Prior to Russia’s invasion, Ukraine already was one of Europe's leaders in open data. In 2021-2022 the Unified State Open Data Portal, managed by the Ministry of Digital Transformation, had more than two million unique users from all over the world. In addition, more than seven million Ukrainians per month used services and applications based on open data.

Due to martial law, access to both and the local portals of some cities has been temporarily limited, as some of the data used to fight corruption, grow the economy and build a democratic society could be used by Russia against Ukraine and its people.
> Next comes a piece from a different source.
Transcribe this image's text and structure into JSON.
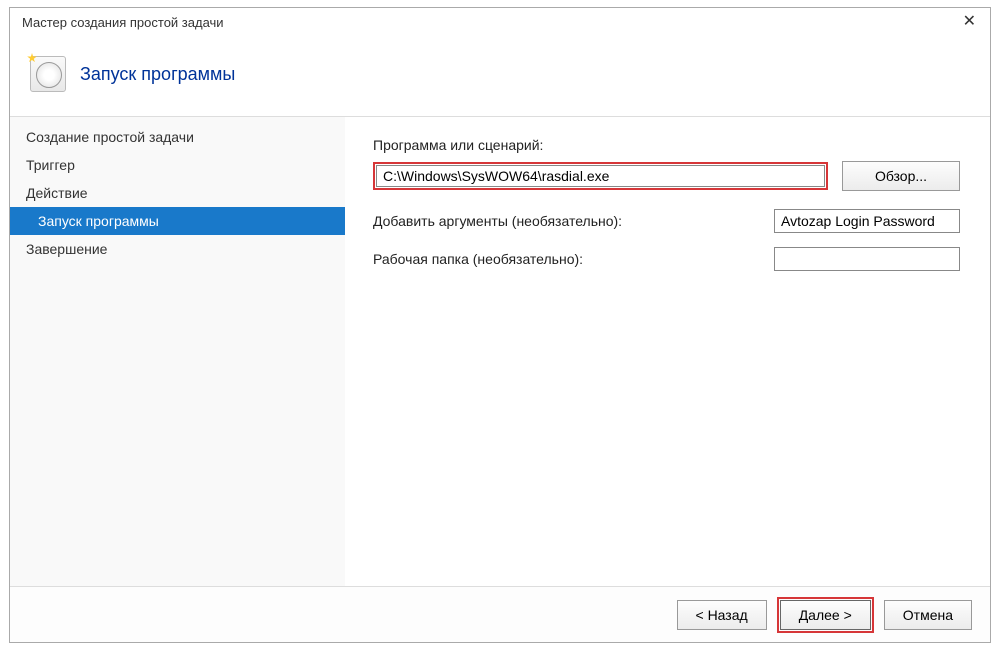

During the invasion, open-source intelligence is used to guide vital strategic decisions. Data in machine-readable formats is e.g. used to build services and applications, as well as to draw up a strategy to overcome the crisis. The Ukrainian community has already developed a lot of tools, based on open data, that help during the current crisis. Examples are listed below.


Opening up data about sanctions

The National Agency for the Prevention of Corruption of Ukraine has developed a portal ‘War and Sanctions’, which collects information about individuals and legal entities subject to sanctions since the beginning of the Russian invasion. Everyone can download the dataset in CSV format or get access by using an API. Moreover, anyone can suggest who is missing from the sanction list so the portal’s managers can include them.
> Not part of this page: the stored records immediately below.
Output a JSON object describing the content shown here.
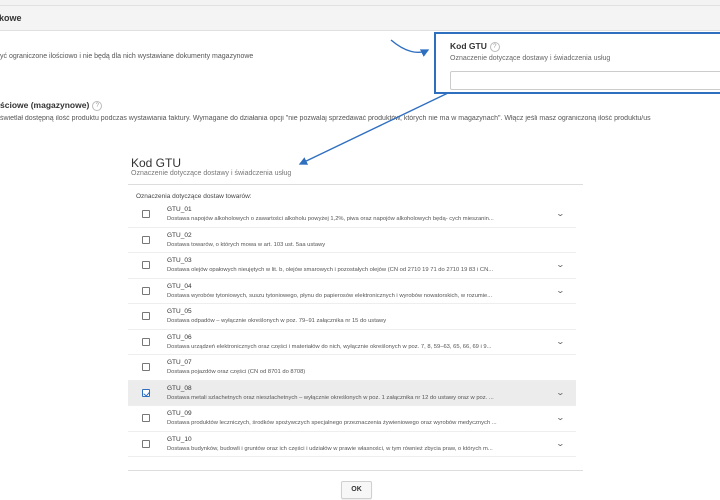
{
  "background": {
    "section_header": "kowe",
    "desc_line1": "yć ograniczone ilościowo i nie będą dla nich wystawiane dokumenty magazynowe",
    "subsection_title": "ściowe (magazynowe)",
    "desc_line2": "świetlał dostępną ilość produktu podczas wystawiania faktury. Wymagane do działania opcji \"nie pozwalaj sprzedawać produktów, których nie ma w magazynach\". Włącz jeśli masz ograniczoną ilość produktu/us"
  },
  "gtu_field": {
    "title": "Kod GTU",
    "help_icon": "?",
    "subtitle": "Oznaczenie dotyczące dostawy i świadczenia usług",
    "value": ""
  },
  "modal": {
    "title": "Kod GTU",
    "subtitle": "Oznaczenie dotyczące dostawy i świadczenia usług",
    "section_label": "Oznaczenia dotyczące dostaw towarów:",
    "items": [
      {
        "code": "GTU_01",
        "desc": "Dostawa napojów alkoholowych o zawartości alkoholu powyżej 1,2%, piwa oraz napojów alkoholowych będą- cych mieszanin...",
        "checked": false
      },
      {
        "code": "GTU_02",
        "desc": "Dostawa towarów, o których mowa w art. 103 ust. 5aa ustawy",
        "checked": false
      },
      {
        "code": "GTU_03",
        "desc": "Dostawa olejów opałowych nieujętych w lit. b, olejów smarowych i pozostałych olejów (CN od 2710 19 71 do 2710 19 83 i CN...",
        "checked": false
      },
      {
        "code": "GTU_04",
        "desc": "Dostawa wyrobów tytoniowych, suszu tytoniowego, płynu do papierosów elektronicznych i wyrobów nowatorskich, w rozumie...",
        "checked": false
      },
      {
        "code": "GTU_05",
        "desc": "Dostawa odpadów – wyłącznie określonych w poz. 79–91 załącznika nr 15 do ustawy",
        "checked": false
      },
      {
        "code": "GTU_06",
        "desc": "Dostawa urządzeń elektronicznych oraz części i materiałów do nich, wyłącznie określonych w poz. 7, 8, 59–63, 65, 66, 69 i 9...",
        "checked": false
      },
      {
        "code": "GTU_07",
        "desc": "Dostawa pojazdów oraz części (CN od 8701 do 8708)",
        "checked": false
      },
      {
        "code": "GTU_08",
        "desc": "Dostawa metali szlachetnych oraz nieszlachetnych – wyłącznie określonych w poz. 1 załącznika nr 12 do ustawy oraz w poz. ...",
        "checked": true
      },
      {
        "code": "GTU_09",
        "desc": "Dostawa produktów leczniczych, środków spożywczych specjalnego przeznaczenia żywieniowego oraz wyrobów medycznych ...",
        "checked": false
      },
      {
        "code": "GTU_10",
        "desc": "Dostawa budynków, budowli i gruntów oraz ich części i udziałów w prawie własności, w tym również zbycia praw, o których m...",
        "checked": false
      }
    ],
    "ok_label": "OK"
  },
  "colors": {
    "accent": "#2f6fc0",
    "selected_row": "#ececec"
  },
  "icons": {
    "help": "question-circle-icon",
    "expand": "chevron-down-icon",
    "pointer": "curved-arrow-icon"
  }
}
One well-known open data company in Ukraine, YouControl, developed a tool called Ruassets that checks which international and Ukrainian companies have hidden connections with Russian and Belarusian assets, individuals or businesses. It helps to protect other businesses from sanctions, and reputational and financial losses that may result from cooperation with Russian and Belarusian companies and individuals subject to sanctions. More than 100 national and international open datasets are used in the tool.


Ensuring law and order

YouControl also created the application “ТиХто” (“Who are you“) to support identity checks. These are critical to ensure security while allowing ordinary citizens to continue their daily lives. The Armed Forces, the Security Service of Ukraine, the National and Municipal Guard and other state authorities need to check people's documents daily. This application makes this more efficient and effective. The application uses historical open data from the Ukrainian open data portal (as of 23-02-2022) and can check passport information of a person approaching a checkpoint and show their photo, whether the passport is wanted or lost, whether the person is on the state wanted list, whether the person is in the register of terrorists, and whether sanctions of the National Security and Defense Council have been imposed on the person. It can also check car registration information to see whether a car is wanted or stolen.
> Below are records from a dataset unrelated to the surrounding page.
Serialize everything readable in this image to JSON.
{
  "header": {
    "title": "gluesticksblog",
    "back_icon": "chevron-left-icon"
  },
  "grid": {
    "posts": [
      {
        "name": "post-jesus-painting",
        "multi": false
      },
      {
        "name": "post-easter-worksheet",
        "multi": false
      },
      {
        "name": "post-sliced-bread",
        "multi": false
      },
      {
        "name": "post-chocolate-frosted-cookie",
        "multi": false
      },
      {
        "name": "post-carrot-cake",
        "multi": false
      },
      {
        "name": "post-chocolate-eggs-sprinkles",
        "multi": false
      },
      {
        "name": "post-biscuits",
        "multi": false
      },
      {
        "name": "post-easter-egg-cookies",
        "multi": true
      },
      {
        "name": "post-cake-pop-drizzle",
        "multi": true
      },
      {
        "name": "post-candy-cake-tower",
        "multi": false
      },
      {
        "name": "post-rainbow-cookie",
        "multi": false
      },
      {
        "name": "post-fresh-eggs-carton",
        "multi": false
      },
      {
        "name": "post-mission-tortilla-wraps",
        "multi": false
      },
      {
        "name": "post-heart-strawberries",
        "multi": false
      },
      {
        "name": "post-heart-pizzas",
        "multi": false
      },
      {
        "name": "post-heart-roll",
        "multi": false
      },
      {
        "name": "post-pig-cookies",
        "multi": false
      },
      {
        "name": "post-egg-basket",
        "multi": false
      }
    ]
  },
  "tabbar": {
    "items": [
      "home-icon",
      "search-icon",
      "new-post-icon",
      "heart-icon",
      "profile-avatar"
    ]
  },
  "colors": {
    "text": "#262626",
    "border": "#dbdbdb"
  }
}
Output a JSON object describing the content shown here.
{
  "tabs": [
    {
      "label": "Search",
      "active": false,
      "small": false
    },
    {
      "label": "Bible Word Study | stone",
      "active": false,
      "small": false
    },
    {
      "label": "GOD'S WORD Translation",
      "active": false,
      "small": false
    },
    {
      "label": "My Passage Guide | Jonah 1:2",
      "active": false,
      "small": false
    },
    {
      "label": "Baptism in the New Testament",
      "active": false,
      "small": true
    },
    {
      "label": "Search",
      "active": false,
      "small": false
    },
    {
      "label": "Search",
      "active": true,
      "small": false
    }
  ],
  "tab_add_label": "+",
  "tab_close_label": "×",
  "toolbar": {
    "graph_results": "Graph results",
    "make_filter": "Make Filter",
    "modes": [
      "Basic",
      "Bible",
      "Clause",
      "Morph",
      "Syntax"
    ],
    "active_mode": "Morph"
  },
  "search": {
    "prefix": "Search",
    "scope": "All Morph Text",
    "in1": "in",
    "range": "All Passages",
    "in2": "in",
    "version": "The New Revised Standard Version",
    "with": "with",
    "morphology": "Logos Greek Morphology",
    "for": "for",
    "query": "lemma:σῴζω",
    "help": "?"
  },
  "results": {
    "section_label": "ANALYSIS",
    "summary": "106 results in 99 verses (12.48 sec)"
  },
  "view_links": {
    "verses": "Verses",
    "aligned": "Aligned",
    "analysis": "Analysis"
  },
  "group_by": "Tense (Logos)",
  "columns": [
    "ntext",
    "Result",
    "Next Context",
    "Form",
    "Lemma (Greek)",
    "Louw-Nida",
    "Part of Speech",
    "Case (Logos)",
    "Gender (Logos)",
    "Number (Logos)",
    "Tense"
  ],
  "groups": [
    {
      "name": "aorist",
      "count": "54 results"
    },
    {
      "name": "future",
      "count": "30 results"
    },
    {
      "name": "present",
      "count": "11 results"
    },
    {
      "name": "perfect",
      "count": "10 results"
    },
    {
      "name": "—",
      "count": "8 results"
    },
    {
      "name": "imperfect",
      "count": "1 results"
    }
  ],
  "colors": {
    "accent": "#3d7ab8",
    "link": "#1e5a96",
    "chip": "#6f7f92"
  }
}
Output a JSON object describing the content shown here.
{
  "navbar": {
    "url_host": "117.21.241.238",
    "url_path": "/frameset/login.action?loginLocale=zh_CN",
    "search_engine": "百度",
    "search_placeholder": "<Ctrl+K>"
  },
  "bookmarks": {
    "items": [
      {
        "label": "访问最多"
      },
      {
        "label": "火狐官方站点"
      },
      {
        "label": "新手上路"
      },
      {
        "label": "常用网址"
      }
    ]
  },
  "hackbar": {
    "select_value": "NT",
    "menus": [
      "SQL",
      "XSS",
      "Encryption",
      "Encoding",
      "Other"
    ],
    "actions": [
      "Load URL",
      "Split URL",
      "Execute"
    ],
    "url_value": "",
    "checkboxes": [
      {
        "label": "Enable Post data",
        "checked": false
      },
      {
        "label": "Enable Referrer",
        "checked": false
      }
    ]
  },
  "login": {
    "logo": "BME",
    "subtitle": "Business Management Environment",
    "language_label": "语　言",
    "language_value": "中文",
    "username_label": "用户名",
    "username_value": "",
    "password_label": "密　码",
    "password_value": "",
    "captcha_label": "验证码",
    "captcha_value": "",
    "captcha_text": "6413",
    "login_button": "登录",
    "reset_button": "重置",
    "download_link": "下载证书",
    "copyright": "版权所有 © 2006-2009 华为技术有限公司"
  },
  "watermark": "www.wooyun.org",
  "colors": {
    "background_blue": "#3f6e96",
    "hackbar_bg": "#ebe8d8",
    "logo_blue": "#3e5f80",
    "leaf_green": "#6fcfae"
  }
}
Economy and business development during the invasion

Businesses are severely affected during the invasion. Many companies have stopped production, moved offices to safer cities or reduced staff. At the moment, the main task of businesses is to restore their capacity and to provide Ukrainians with the necessary products and services.

Opendatabot analyses how Ukrainian businesses operate during the war. One of the information sources used is historical open data for the analytics on the dynamics of new business registrations and changes in the tax system. Furthermore, Opendatabot analyses the Ukrainian market for the presence of companies controlled by Russian or Belarusian owners.


Open data is already helping Ukraine in its fight in different spheres and aspects, and will also be an important tool to rebuild the country and its economy. The Ministry of Digital Transformation aims to identify priority datasets in different spheres—from health to infrastructure—which are vital for the recovery efforts. The Ministry will also work with government bodies to make sure that open data continues to contribute to the Ukrainian economy and society.